Matyushin’s ‘’Total” Theater
The ideas of an Organic culture, a synthetic approach to the study of the qualities of artistic language (form-color) and their connection with sound, and the concept of a unified Existence had to have led Matyushin to the idea of a new synthetic theater.
From 1920 until 1923 Matyushin organized performances annually in memory of Elena Guro. They took place in the apartment belonging to the Enders, the entire second floor of a three-story building on the Petrograd side. The central room - a hall about 60 sq. m - served as stage and space for audience. The participants included Matyushin, the Enders -Boris, Maria, Xenia, and Georgy - Nikolai Grinberg, Olga Gromozova (Matyushin’s wife), and the pianist Raissa Eshman-London. Among the guests were the artist K. Petrov-Vodkin, the architect A. Belogrud, the critic N. Punin, the artist K. Malevich, and the writer Andrei Bely. Usually, the themes of the performances were taken from Guro’s works: “Autumn Dream,” “Baby Camels in the Sky,” and so on. The goal Matyushin set in creating the performances was to “break up” the old academic box of a stage and plunge the viewer into a color-form and sound environment. The audience was placed in the middle of the action, with the “stages” around them. The audience’s attention was “regulated” by sounds and music. The sounds filled the space, coming from above, the sides, jumping across the viewers. The sounds came from a grand piano, string instruments, the thrum of a long string stretched across the room, the rustling of a branch. The instruments were used in the most varied combinations. The varied localization of sound created a “sound perspective.”
Another innovation was the absence of actors as characters: they were hidden mechanisms that brought the objects of the play into action. These was modern performance art, when the viewer is brought into the spatial action of the play with a metaphoric concept of the meaning.
For the play of “Baby Camels in the Sky” a way was found to create the illusion of expansion of space. Upon entering the viewers found themselves in a cramped space pushed in on all sides by volumes symbolizing white clouds. The could gradually moved apart and up, drawing in the viewer. In the search for timber and color for the sound and timber and sound for the color.
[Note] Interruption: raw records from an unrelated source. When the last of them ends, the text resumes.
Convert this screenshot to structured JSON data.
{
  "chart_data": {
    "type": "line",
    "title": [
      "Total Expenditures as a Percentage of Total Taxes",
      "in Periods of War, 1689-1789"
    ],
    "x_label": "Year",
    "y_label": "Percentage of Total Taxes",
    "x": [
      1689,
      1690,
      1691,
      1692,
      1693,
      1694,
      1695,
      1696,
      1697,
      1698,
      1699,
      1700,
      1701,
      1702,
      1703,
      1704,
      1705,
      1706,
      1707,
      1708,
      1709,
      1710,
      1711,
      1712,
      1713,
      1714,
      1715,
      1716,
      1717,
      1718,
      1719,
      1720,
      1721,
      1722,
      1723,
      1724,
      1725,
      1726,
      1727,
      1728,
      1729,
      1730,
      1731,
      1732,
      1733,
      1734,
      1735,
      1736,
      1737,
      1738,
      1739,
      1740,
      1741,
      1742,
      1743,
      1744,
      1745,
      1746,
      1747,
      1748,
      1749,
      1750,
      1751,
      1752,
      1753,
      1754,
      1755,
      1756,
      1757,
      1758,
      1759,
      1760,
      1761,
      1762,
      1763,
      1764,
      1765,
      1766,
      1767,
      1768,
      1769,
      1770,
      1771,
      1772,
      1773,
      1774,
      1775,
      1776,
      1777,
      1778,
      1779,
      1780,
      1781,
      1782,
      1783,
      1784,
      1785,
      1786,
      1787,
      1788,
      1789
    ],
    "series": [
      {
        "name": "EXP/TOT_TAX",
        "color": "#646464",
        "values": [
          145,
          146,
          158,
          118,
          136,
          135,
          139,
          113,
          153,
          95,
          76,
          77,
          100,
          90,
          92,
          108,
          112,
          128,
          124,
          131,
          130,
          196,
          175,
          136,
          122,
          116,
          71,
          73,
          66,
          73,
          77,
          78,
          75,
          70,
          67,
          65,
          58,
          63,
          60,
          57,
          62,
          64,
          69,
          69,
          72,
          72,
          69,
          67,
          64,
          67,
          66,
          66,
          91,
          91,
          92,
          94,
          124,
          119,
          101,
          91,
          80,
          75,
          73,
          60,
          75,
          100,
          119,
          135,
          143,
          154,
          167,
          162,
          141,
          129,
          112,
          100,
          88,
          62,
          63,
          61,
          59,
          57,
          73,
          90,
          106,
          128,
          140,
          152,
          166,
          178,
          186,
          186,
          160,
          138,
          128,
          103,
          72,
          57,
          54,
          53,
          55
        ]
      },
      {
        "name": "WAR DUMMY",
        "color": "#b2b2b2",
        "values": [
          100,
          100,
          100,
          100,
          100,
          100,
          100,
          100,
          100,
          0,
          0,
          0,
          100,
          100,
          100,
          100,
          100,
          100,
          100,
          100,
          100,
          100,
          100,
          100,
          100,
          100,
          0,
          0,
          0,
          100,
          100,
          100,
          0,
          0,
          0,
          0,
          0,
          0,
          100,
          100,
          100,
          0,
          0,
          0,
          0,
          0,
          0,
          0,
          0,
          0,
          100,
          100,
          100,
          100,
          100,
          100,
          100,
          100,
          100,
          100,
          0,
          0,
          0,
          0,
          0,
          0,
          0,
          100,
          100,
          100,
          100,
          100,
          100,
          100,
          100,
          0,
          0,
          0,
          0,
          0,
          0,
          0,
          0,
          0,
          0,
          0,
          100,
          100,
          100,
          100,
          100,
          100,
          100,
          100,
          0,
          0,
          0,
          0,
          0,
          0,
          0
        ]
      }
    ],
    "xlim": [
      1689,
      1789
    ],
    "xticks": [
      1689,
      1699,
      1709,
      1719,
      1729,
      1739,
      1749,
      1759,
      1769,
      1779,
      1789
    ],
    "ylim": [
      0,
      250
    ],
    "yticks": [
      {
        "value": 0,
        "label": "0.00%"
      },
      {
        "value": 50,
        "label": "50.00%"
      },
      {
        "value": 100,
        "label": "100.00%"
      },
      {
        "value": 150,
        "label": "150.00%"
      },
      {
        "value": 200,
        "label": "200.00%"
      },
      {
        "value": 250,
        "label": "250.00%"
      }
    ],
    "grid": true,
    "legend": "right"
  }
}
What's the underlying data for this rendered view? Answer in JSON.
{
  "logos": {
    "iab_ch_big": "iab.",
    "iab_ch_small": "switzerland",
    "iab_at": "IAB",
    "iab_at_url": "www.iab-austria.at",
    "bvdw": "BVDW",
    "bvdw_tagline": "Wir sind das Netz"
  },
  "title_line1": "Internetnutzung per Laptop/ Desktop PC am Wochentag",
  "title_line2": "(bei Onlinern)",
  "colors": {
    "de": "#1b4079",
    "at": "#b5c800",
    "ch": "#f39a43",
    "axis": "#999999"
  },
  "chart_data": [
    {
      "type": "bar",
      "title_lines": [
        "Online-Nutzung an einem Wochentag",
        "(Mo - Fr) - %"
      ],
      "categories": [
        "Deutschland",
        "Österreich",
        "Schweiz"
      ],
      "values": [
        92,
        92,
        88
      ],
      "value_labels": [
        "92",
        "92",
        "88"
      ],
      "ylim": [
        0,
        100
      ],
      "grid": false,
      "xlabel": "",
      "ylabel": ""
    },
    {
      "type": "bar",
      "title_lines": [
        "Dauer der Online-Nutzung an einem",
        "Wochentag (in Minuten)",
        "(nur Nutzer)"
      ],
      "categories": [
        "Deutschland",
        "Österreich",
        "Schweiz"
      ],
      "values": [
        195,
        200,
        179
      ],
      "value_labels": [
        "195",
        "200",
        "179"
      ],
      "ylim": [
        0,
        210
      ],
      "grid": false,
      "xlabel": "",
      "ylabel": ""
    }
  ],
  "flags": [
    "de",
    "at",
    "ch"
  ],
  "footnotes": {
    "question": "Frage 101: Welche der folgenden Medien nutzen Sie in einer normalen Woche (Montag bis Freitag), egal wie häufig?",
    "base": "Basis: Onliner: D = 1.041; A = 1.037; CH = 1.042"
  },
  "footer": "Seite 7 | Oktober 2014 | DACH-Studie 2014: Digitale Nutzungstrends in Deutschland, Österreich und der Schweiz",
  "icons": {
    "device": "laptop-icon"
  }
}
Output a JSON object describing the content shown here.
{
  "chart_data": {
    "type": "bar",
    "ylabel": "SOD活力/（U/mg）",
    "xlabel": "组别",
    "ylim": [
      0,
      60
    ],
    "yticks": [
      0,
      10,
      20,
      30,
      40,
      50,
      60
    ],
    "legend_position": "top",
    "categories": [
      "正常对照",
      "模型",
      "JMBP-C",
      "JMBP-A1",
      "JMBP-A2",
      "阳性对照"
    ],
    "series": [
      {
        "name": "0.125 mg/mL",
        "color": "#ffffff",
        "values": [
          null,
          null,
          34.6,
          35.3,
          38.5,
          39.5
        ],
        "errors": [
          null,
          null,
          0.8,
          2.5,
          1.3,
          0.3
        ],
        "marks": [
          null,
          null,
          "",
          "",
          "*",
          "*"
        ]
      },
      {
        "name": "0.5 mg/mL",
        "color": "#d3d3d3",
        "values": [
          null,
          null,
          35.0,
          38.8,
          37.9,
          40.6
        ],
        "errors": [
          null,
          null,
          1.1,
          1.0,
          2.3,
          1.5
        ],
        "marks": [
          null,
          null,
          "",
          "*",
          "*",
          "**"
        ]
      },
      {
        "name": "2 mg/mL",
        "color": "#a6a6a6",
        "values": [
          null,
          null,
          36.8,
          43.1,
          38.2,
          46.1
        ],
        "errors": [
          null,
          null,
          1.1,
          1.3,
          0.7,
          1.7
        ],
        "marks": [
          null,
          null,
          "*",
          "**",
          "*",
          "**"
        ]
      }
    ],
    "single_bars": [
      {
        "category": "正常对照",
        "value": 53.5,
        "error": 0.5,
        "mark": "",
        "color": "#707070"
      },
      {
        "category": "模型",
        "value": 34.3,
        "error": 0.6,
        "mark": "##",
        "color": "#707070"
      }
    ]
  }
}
Matyushin suggested the creation of a musical instrument called “Light-Form-Sound-Noise.”[1] A rope was stretched out in the shape of a square with a side about a meter long. On one side was suspended a red ball the size of a pumpkin and sounding like a gong. Opposite it hung a green cube that made a crackling noise. On the third side was a yellow rhomboid, sounding the low bass of a string piano. Across from that shape hung a blue spiral that whistled. The color-sound kinetic object was supposed to demonstrate the connection between form and sound and color. In 1923 Matyushin and the Enders made a performance called “Birth of Light, Color, and Volume.” In the middle of the room a lighting construction stood from floor to ceiling: a column of white paper, which with the aid of a lamp inside, created a running light. The beams from lanterns moved across the ceiling. This symbolized the birth of Light. At the bottom of the column were hidden color volumes: a tall cone, cube, ellipse, and sphere, each painted in the color appropriate to the form. People were inside the shapes. Gradually the shapes rose and moved, and the sphere, inside which was a man dressed in red, started rolling among the shapes. The main idea of this performance action was to give a picture of the growth of these volume shapes under the influence of light. Light in the organic worldview not only illuminates, it is the source of growth, of inner movement, and the source of color, which plays a formative role. Two cosmogenic sources together - heavenly and earthly - which give rise to the essence of the organic world. Sound penetrated space, creating an inseparable unity. The essence of Matyushin’s total, nonobjective theater is the “new, living (organic) geometry,” which was the basis of artistic thought for this artist and his students. Matyushin’s ideas were far ahead of his time. He was laying a vector into the future. “Cosmic realism” was Boris Ender’s definition of artistic perception of Reality, and he called Matyushin “one of the first conceivers of a concept as yet unnamed.” [2]
Alla Povelikhina
[1] M. Matyushin, “Zvuko-Tsvet” [Sound-Color], RO IRLI, f. 656, d. 36..
[2] Boris Ender, Diary, Notation for 29 July 1959. Private Archive, Rome.